I’m using the GE reveal hd+ led in my house…do these suck or something?

sigh. Mass/weight has nothing to do with sustained heat dissipation. Surface area is all that matters once it’s up to operating temp. It seems to me they are transferring the heat out the metal threads to the metal and ceramic socket the bulb is threaded into. That adds needed surface area, and it is totally designed to take the heat.

Personally I don’t care if you have some imagined beef with this brand. But I do mind that every time I recommend them, you pop in to say I am recommending shit. You have repeatedly claim their are loads of reviewers that say they melt, yet when asked for proof, you are like, oh, they must have manipulated ALL the reviews.

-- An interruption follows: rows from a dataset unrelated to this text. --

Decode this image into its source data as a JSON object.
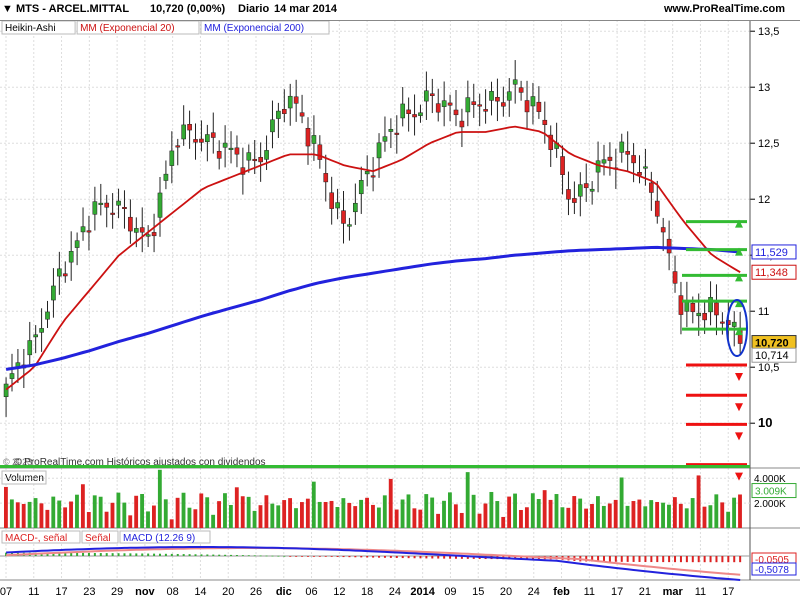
{
  "header": {
    "symbol": "MTS - ARCEL.MITTAL",
    "price_change": "10,720 (0,00%)",
    "period": "Diario",
    "date": "14 mar 2014",
    "site": "www.ProRealTime.com"
  },
  "price_panel": {
    "legend": [
      "Heikin-Ashi",
      "MM (Exponencial 20)",
      "MM (Exponencial 200)"
    ],
    "watermark": "© ProRealTime.com Históricos ajustados con dividendos",
    "watermark_prefix": "© 2023",
    "y_ticks": [
      "13,5",
      "13",
      "12,5",
      "12",
      "11,5",
      "11",
      "10,5",
      "10"
    ],
    "tags": [
      "11,529",
      "11,348",
      "10,720",
      "10,714"
    ]
  },
  "volume_panel": {
    "title": "Volumen",
    "y_ticks": [
      "4.000K",
      "2.000K"
    ],
    "tag": "3.009K"
  },
  "macd_panel": {
    "title_parts": [
      "MACD-, señal",
      "Señal",
      "MACD (12.26 9)"
    ],
    "tags": [
      "-0,0505",
      "-0,5078"
    ]
  },
  "x_axis": [
    "07",
    "11",
    "17",
    "23",
    "29",
    "nov",
    "08",
    "14",
    "20",
    "26",
    "dic",
    "06",
    "12",
    "18",
    "24",
    "2014",
    "09",
    "15",
    "20",
    "24",
    "feb",
    "11",
    "17",
    "21",
    "mar",
    "11",
    "17"
  ],
  "chart_data": [
    {
      "type": "candlestick",
      "title": "MTS - ARCEL.MITTAL",
      "ylim": [
        9.6,
        13.6
      ],
      "series": [
        {
          "name": "Heikin-Ashi",
          "x_labels": [
            "07",
            "11",
            "17",
            "23",
            "29",
            "nov",
            "08",
            "14",
            "20",
            "26",
            "dic",
            "06",
            "12",
            "18",
            "24",
            "2014",
            "09",
            "15",
            "20",
            "24",
            "feb",
            "11",
            "17",
            "21",
            "mar",
            "11",
            "17"
          ],
          "closes": [
            10.3,
            10.6,
            11.5,
            11.9,
            11.8,
            11.7,
            12.6,
            12.4,
            12.5,
            12.4,
            12.8,
            12.5,
            11.8,
            12.2,
            12.8,
            13.0,
            12.6,
            12.9,
            13.1,
            12.6,
            12.0,
            12.4,
            12.3,
            12.0,
            11.1,
            10.9,
            10.72
          ]
        },
        {
          "name": "MM (Exponencial 20)",
          "values": [
            10.3,
            10.5,
            10.9,
            11.2,
            11.5,
            11.7,
            11.9,
            12.1,
            12.2,
            12.3,
            12.4,
            12.4,
            12.3,
            12.25,
            12.35,
            12.5,
            12.6,
            12.6,
            12.65,
            12.6,
            12.4,
            12.3,
            12.25,
            12.15,
            11.8,
            11.5,
            11.348
          ]
        },
        {
          "name": "MM (Exponencial 200)",
          "values": [
            10.48,
            10.52,
            10.58,
            10.65,
            10.73,
            10.8,
            10.88,
            10.96,
            11.03,
            11.1,
            11.18,
            11.25,
            11.3,
            11.34,
            11.38,
            11.42,
            11.45,
            11.47,
            11.5,
            11.52,
            11.54,
            11.55,
            11.56,
            11.57,
            11.56,
            11.55,
            11.529
          ]
        }
      ],
      "levels_green": [
        11.8,
        11.55,
        11.32,
        11.09,
        10.84
      ],
      "levels_red": [
        10.52,
        10.25,
        9.99,
        9.63
      ]
    },
    {
      "type": "bar",
      "title": "Volumen",
      "ylim": [
        0,
        4500
      ],
      "units": "K",
      "last_value": 3009
    },
    {
      "type": "line",
      "title": "MACD (12.26 9)",
      "last_values": {
        "macd": -0.5078,
        "signal": -0.0505
      }
    }
  ],
  "colors": {
    "up": "#33aa33",
    "down": "#dd2222",
    "ema20": "#cc1111",
    "ema200": "#2222dd",
    "grid": "#dddddd",
    "tag_price": "#f0c020"
  }
}
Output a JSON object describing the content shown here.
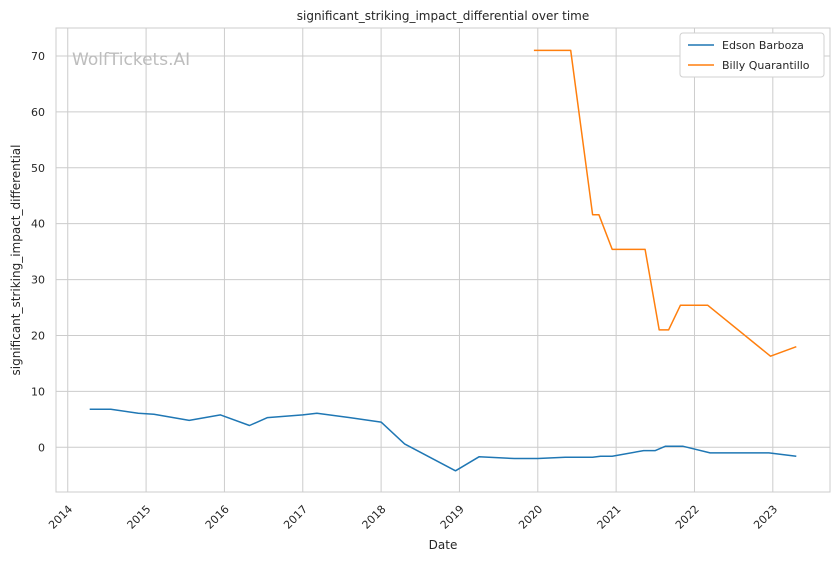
{
  "watermark": "WolfTickets.AI",
  "chart_data": {
    "type": "line",
    "title": "significant_striking_impact_differential over time",
    "xlabel": "Date",
    "ylabel": "significant_striking_impact_differential",
    "xlim": [
      2013.85,
      2023.73
    ],
    "ylim": [
      -8,
      75
    ],
    "x_ticks": [
      2014,
      2015,
      2016,
      2017,
      2018,
      2019,
      2020,
      2021,
      2022,
      2023
    ],
    "x_tick_labels": [
      "2014",
      "2015",
      "2016",
      "2017",
      "2018",
      "2019",
      "2020",
      "2021",
      "2022",
      "2023"
    ],
    "y_ticks": [
      0,
      10,
      20,
      30,
      40,
      50,
      60,
      70
    ],
    "y_tick_labels": [
      "0",
      "10",
      "20",
      "30",
      "40",
      "50",
      "60",
      "70"
    ],
    "grid": true,
    "legend_position": "top-right",
    "series": [
      {
        "name": "Edson Barboza",
        "color": "#1f77b4",
        "points": [
          [
            2014.28,
            6.8
          ],
          [
            2014.55,
            6.8
          ],
          [
            2014.9,
            6.1
          ],
          [
            2015.1,
            5.9
          ],
          [
            2015.55,
            4.8
          ],
          [
            2015.95,
            5.8
          ],
          [
            2016.32,
            3.9
          ],
          [
            2016.55,
            5.3
          ],
          [
            2017.0,
            5.8
          ],
          [
            2017.18,
            6.1
          ],
          [
            2017.6,
            5.3
          ],
          [
            2018.0,
            4.5
          ],
          [
            2018.3,
            0.6
          ],
          [
            2018.95,
            -4.2
          ],
          [
            2019.25,
            -1.7
          ],
          [
            2019.7,
            -2.0
          ],
          [
            2020.0,
            -2.0
          ],
          [
            2020.35,
            -1.8
          ],
          [
            2020.7,
            -1.8
          ],
          [
            2020.8,
            -1.6
          ],
          [
            2020.95,
            -1.6
          ],
          [
            2021.35,
            -0.6
          ],
          [
            2021.5,
            -0.6
          ],
          [
            2021.63,
            0.2
          ],
          [
            2021.85,
            0.2
          ],
          [
            2022.2,
            -1.0
          ],
          [
            2022.5,
            -1.0
          ],
          [
            2022.95,
            -1.0
          ],
          [
            2023.3,
            -1.6
          ]
        ]
      },
      {
        "name": "Billy Quarantillo",
        "color": "#ff7f0e",
        "points": [
          [
            2019.95,
            71.0
          ],
          [
            2020.42,
            71.0
          ],
          [
            2020.7,
            41.6
          ],
          [
            2020.78,
            41.6
          ],
          [
            2020.95,
            35.4
          ],
          [
            2021.37,
            35.4
          ],
          [
            2021.55,
            21.0
          ],
          [
            2021.67,
            21.0
          ],
          [
            2021.82,
            25.4
          ],
          [
            2022.17,
            25.4
          ],
          [
            2022.97,
            16.3
          ],
          [
            2023.3,
            18.0
          ]
        ]
      }
    ]
  }
}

Geez. You have never owned one! I have been using them for years.

I’ve never got my hands on one, so idk. The reviews look fine. But they don’t tell their CRI rating, so that’s not a good start. Maybe BurningPlayd0h can give a psychic review.

90ish? What’s a good high cri bulb from Amazon and…will it matter between 90 and say, 98 cri?

I have the BR30 Reavel HD+ bulbs, they are of decent quality

Interesting, thanks. If you have the Duv reading, that would be interesting too.
That BR30 Reavel HD+ bulb looks remarkably like the Hyperikon A19: (Duv=–0.0009)

Here’s a Hyperikon BR30, but in 4000k because that’s all I have: (Duv=–0.0016)

I measured a half a dozen GE Reveal bulbs before and they usually have a DUV of –0.0035 or lower and R9 of at least 50. They have the best tint I’ve seen but they burn out the quickest. I’ve had so many died within days or weeks.

Thanks SKV89, I know you have been on quite the search for LED strip. I was wondering what bulb you like these days?

As a side note, I switched the title of the thread to Discussion so we can all throw positive suggestions into the ring.